Menu
Libération
Tribune

Au-delà du récit, seuls comptent les échanges

Transition écologique : le temps des villes et des territoiresdossier
Par Caroline Granier, docteure en Sciences économiques et cheffe de projet à La Fabrique de l’industrie.
(Donald Iain Smith/Getty Images)
par Caroline Granier, docteure en Sciences économiques et cheffe de projet à La Fabrique de l’industrie
publié le 19 juin 2024 à 13h51

A l’heure de la transition écologique, en partenariat avec la Plateforme d’observation des projets et stratégies urbaines (Popsu), plongée dans les projets et initiatives qui font bouger les politiques urbaines.

On entend partout vanter les mérites du storytelling : il nous manquerait ainsi un «récit» national pour mener la transition écologique, un autre pour réussir à réindustrialiser le pays, un troisième encore pour sortir de l’idéal métropolitain, etc. Nouvelle méthodologie de recherche pour les uns, manière de fédérer les populations autour de valeurs communes pour les autres, le récit serait selon ses plus fervents défenseurs l’histoire qui permettrait à tous les coups de se projeter dans un avenir commun, et donc de structurer les décisions politiques.

Mais forger un récit, de surcroît optimiste et crédible, pour fédérer les forces en faveur de la réindustrialisation ou de la transition écologique, c’est accepter l’unicité des mots pour rendre compte de situations diverses.

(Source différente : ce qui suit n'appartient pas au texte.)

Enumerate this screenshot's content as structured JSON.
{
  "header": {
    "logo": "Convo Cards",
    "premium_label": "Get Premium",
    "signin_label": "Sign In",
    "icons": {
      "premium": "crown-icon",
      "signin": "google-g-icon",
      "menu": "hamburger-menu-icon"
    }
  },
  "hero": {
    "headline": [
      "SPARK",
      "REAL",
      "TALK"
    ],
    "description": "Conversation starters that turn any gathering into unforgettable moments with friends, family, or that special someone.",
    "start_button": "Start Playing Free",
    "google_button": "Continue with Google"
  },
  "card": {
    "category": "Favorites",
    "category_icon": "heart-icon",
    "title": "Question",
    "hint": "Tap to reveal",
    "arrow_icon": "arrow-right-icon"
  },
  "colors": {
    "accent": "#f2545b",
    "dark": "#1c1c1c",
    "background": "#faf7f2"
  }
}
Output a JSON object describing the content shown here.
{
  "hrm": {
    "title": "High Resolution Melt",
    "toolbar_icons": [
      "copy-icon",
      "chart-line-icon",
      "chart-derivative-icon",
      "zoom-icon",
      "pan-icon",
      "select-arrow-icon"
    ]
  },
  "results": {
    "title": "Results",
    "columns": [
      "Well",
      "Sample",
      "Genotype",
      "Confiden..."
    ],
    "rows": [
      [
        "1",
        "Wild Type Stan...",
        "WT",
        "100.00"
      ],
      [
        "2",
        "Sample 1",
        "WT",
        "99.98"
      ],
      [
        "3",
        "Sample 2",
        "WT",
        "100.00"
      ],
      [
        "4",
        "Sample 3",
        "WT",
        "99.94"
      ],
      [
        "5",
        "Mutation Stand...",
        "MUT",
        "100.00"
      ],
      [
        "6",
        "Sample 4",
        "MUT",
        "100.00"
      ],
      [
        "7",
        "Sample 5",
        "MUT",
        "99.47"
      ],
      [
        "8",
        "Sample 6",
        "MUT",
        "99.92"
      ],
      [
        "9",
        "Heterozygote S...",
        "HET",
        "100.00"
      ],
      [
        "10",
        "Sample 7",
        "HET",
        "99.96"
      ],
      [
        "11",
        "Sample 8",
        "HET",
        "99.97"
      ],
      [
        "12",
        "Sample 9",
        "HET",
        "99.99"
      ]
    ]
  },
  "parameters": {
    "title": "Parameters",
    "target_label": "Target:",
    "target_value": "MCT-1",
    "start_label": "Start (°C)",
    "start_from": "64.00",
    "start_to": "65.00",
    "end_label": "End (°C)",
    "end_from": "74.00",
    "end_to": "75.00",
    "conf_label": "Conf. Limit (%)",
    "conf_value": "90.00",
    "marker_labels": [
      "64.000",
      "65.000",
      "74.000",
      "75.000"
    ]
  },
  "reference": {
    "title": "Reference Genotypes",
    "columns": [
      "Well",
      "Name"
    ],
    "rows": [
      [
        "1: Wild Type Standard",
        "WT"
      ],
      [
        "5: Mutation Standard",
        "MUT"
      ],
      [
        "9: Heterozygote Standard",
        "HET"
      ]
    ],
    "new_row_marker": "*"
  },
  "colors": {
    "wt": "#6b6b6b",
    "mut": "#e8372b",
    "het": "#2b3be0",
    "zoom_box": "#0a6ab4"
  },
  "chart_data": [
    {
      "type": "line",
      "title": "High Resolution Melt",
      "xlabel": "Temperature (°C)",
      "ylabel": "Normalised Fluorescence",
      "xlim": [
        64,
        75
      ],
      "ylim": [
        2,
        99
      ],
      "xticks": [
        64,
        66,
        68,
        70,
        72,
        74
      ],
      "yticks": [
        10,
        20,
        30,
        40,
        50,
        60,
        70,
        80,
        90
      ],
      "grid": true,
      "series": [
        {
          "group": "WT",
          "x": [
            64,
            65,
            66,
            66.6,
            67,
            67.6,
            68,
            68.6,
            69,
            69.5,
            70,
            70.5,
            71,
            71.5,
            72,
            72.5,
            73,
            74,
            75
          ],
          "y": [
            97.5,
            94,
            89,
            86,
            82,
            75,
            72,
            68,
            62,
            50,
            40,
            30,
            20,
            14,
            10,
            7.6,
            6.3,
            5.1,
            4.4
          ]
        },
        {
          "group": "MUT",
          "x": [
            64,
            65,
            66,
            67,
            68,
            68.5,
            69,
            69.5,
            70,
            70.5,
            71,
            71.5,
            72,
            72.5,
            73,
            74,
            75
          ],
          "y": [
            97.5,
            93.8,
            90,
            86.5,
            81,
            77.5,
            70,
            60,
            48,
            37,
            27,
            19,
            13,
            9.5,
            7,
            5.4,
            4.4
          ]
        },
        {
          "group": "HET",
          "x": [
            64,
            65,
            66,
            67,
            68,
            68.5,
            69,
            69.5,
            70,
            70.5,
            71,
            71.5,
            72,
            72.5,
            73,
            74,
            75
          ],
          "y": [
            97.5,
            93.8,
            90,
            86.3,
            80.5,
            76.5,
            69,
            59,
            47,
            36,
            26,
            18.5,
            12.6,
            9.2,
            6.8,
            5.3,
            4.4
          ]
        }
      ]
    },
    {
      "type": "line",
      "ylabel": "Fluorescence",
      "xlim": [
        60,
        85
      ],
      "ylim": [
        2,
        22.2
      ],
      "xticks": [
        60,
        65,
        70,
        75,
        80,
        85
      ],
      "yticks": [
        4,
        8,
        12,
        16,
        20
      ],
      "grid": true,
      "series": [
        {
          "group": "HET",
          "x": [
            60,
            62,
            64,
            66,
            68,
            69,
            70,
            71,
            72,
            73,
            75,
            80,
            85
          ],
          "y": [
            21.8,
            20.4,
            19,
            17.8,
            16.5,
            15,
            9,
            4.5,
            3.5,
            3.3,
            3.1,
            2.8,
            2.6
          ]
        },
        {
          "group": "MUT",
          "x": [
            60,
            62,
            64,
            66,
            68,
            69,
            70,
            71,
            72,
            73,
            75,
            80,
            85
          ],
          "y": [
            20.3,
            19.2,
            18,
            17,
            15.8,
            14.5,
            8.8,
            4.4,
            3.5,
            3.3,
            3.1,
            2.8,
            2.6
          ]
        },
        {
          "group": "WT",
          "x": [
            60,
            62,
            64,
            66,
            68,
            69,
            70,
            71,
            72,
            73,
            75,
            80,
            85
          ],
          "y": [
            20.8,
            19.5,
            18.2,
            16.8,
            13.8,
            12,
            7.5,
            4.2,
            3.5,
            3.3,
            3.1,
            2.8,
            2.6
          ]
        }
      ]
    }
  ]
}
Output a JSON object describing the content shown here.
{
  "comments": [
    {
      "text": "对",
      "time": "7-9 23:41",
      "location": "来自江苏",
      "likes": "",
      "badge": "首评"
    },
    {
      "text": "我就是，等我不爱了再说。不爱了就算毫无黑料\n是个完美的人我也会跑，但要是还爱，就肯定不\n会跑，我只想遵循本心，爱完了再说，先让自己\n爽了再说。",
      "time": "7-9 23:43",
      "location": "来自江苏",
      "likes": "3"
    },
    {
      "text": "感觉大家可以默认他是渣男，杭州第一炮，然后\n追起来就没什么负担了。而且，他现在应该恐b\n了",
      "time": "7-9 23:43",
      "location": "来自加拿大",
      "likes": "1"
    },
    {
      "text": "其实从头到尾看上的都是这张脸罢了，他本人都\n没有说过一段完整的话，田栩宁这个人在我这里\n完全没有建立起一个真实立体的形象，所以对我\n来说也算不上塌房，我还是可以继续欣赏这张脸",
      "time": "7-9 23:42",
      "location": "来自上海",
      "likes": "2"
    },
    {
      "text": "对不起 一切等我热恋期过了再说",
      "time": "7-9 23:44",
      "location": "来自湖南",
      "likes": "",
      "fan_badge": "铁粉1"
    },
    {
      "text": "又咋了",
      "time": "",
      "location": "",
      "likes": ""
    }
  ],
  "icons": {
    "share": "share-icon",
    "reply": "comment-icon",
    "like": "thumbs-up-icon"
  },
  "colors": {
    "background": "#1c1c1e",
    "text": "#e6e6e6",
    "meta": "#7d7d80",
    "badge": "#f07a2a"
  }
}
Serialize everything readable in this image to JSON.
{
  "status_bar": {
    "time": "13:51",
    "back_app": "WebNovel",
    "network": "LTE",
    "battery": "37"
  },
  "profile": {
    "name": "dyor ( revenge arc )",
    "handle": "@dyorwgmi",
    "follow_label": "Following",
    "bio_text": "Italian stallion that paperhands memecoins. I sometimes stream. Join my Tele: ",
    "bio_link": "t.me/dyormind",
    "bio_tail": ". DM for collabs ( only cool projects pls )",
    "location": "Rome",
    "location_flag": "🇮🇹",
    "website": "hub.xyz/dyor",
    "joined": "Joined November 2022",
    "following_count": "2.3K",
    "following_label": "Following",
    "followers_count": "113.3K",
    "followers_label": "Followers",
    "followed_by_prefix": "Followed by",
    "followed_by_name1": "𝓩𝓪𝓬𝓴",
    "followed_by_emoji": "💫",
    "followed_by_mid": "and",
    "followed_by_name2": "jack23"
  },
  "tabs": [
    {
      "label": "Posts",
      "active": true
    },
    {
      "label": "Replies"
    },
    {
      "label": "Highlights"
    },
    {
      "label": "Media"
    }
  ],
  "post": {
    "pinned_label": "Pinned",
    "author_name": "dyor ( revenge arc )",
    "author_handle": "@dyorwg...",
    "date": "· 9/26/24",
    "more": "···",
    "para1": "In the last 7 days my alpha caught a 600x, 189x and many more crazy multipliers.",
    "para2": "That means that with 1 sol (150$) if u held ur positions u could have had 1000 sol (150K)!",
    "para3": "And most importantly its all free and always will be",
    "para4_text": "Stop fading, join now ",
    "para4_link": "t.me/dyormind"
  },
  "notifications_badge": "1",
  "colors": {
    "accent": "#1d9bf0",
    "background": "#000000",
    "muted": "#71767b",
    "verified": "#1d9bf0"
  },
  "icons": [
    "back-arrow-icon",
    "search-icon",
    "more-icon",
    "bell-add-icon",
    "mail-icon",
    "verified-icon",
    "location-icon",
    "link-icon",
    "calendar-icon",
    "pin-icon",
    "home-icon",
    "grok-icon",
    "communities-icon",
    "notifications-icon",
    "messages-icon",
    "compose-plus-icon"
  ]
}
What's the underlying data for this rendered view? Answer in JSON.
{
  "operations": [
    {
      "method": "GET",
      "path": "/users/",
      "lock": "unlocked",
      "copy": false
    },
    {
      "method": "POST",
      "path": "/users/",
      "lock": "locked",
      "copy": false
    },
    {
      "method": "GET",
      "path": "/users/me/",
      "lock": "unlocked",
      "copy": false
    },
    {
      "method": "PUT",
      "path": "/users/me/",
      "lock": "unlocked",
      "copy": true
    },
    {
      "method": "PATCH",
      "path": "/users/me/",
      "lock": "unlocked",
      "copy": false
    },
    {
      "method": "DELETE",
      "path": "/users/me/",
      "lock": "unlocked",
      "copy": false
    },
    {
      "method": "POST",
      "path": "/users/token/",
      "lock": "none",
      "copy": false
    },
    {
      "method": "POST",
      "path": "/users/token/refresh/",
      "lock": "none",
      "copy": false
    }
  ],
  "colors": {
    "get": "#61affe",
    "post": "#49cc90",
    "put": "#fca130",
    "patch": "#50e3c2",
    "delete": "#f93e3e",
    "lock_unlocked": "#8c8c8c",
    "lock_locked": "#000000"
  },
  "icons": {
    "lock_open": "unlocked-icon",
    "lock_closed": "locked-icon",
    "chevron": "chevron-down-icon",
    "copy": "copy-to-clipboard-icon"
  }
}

Peut-on en effet créer un récit qui tienne compte pleinement de la diversité des territoires et de leur singularité, de telle sorte que chacun s’y retrouve effectivement ? C’est aussi créer de la linéarité et des causalités entre des faits distincts, alors même que les transitions – ou bifurcations dirait plutôt Pierre Veltz – supposent une certaine rupture.

De là naissent deux questions. La première est celle de la cible de cette évangélisation par le récit : qui a besoin d’un récit national en réalité ? Ceux qui conçoivent et pilotent les politiques économiques ou ceux qui y sont assujettis ? Dans les territoires, les acteurs locaux savent parfaitement ce qu’ils veulent et ce dont ils ont besoin pour avancer, sans avoir besoin de se raccrocher à un storytelling. Je ne peux citer ici toutes les initiatives existantes en matière de redynamisation industrielle, étudiées par l’observatoire des Territoires d’industrie. Ces territoires ont besoin de solutions pragmatiques aux problèmes qu’ils rencontrent pour mener leur projet de territoire et atteindre leurs objectifs. Et derrière ce mot «pragmatique», il faut entendre «des moyens».

La seconde question est celle de l’utilité réelle du récit. Ne s’agit-il pas seulement – c’était d’ailleurs le sujet du colloque Popsu – de créer des liens, des échanges, du dialogue entre les parties prenantes d’un même territoire ? Chercheurs, experts, acteurs locaux, tous veulent construire des liens, et pour cause ! Partout les initiatives locales achoppent sur le problème des maillons manquants : entre les élus et les industriels, entre territoires voisins, entre autorités publiques situées à différents échelons administratifs et bien sûr entre ministères.

Le récit, au fond, n’est qu’une forme de désir de dialogue parmi d’autres.